The daughter of Melville Patterson, the vice-president of Trinity College, and the Hon Clara Money-Coutts, a descendent of the banking family and a great-niece of the Baroness Burdett-Coutts, the Victorian philanthropist, she was born in north Oxford and was brought up in Boars Hill.

Her family's neighbours included the poets John Masefield, Robert Bridges and Robert Graves. The family also knew George Bernard Shaw and H G Wells.

She attended Wychwood School in North Oxford, and later married Sebastian Salaman.

Following their divorce, she lived with her two sons at Milton-under-Wychwood before returning to Boars Hill, where she developed an interest in beekeeping, and founded the Oxfordshire-based Anglo-Polish Apiary.

She married Rufus Coxon, an ex-Irish Guardsman, and veteran of the Somme, and moved with him and her sons to Kings Sutton on the Oxfordshire/Northamptonshire border, where she became an active conservationist.

She successfully campaigned to save the village railway station from closure, and fought plans to build the M40 close to the village, along the east side of the Cherwell.

Her son, Nick Salaman, said: "The family lived in the village for 35 years, and it was here that Betty's interest in the countryside and its flora and fauna really flowered, often finding expression in paintings.

"Many a cause and many a threatened corner owe their continued existence wholly or partly to her activities. The primroses in Newbottle wood and the nesting swans on the canal at Aynho are a few of her myriad causes.

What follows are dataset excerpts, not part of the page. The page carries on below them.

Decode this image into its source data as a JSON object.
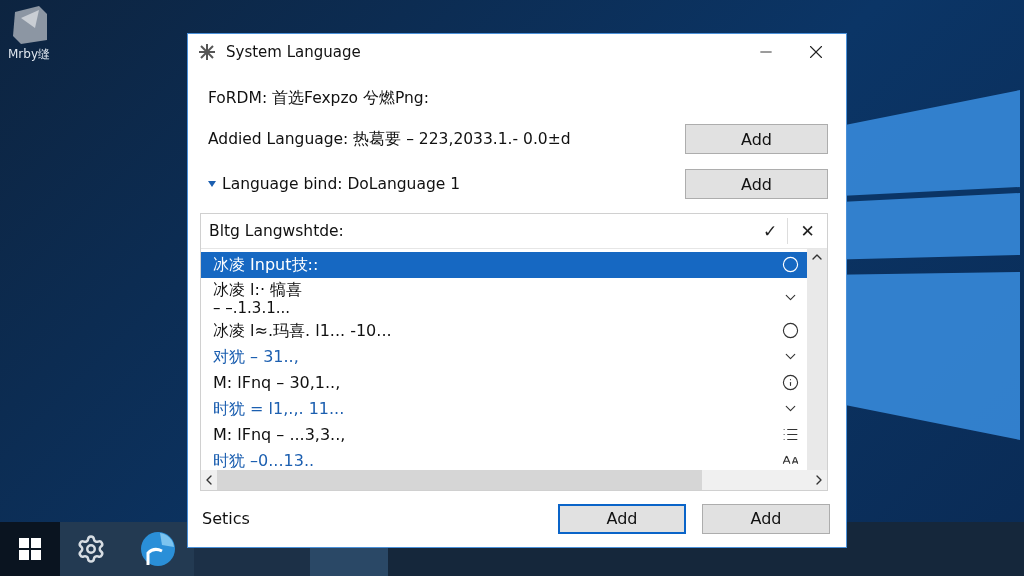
{
  "desktop": {
    "icon_label": "Mrby缝"
  },
  "window": {
    "title": "System Language"
  },
  "form_line": "FoRDM: 首选Fexpzo 兮燃Png:",
  "settings": [
    {
      "label": "Addied Language: 热葛要 – 223,2033.1.- 0.0±d",
      "expandable": false,
      "button": "Add"
    },
    {
      "label": "Language bind: DoLanguage 1",
      "expandable": true,
      "button": "Add"
    }
  ],
  "list": {
    "header": "Bltg Langwshtde:",
    "confirm": "✓",
    "clear": "✕",
    "rows": [
      {
        "text": "冰凌 Input技::",
        "subtext": null,
        "selected": true,
        "accent": false,
        "kind": "circle"
      },
      {
        "text": "冰凌 l:· 犒喜",
        "subtext": "– –.1.3.1...",
        "selected": false,
        "accent": false,
        "kind": "chevron"
      },
      {
        "text": "冰凌 l≈.玛喜. l1... -10...",
        "selected": false,
        "accent": false,
        "kind": "circle"
      },
      {
        "text": "对犹 – 31..,",
        "selected": false,
        "accent": true,
        "kind": "chevron"
      },
      {
        "text": "M: lFnq – 30,1..,",
        "selected": false,
        "accent": false,
        "kind": "info"
      },
      {
        "text": "时犹 = l1,.,. 11...",
        "selected": false,
        "accent": true,
        "kind": "chevron"
      },
      {
        "text": "M: lFnq – ...3,3..,",
        "selected": false,
        "accent": false,
        "kind": "list"
      },
      {
        "text": "时犹 –0...13..",
        "selected": false,
        "accent": true,
        "kind": "font"
      }
    ]
  },
  "footer": {
    "label": "Setics",
    "buttons": [
      {
        "label": "Add",
        "selected": true
      },
      {
        "label": "Add",
        "selected": false
      }
    ]
  }
}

"Her first great achievement was to keep the railway station at Kings Sutton open when all the villages were losing their stations.

"Almost single-handedly, she then succeeded in pushing the M40 motorway from the east side of the Cherwell, which was the engineers' preferred route and which would have caused severe disruption and nuisance to the village, up beyond the brow of the hill where it lay concealed behind a cutting.

"It was heroic and took a good deal out of her and her husband, who died soon afterwards."

After the death of her husband she moved to Charlton, and later to a nursing home in London.

Mr Salaman said: "Betty had a lively sense of humour and a firm moral sense. She was always interested in life, she loved people, and she was full of knowledge."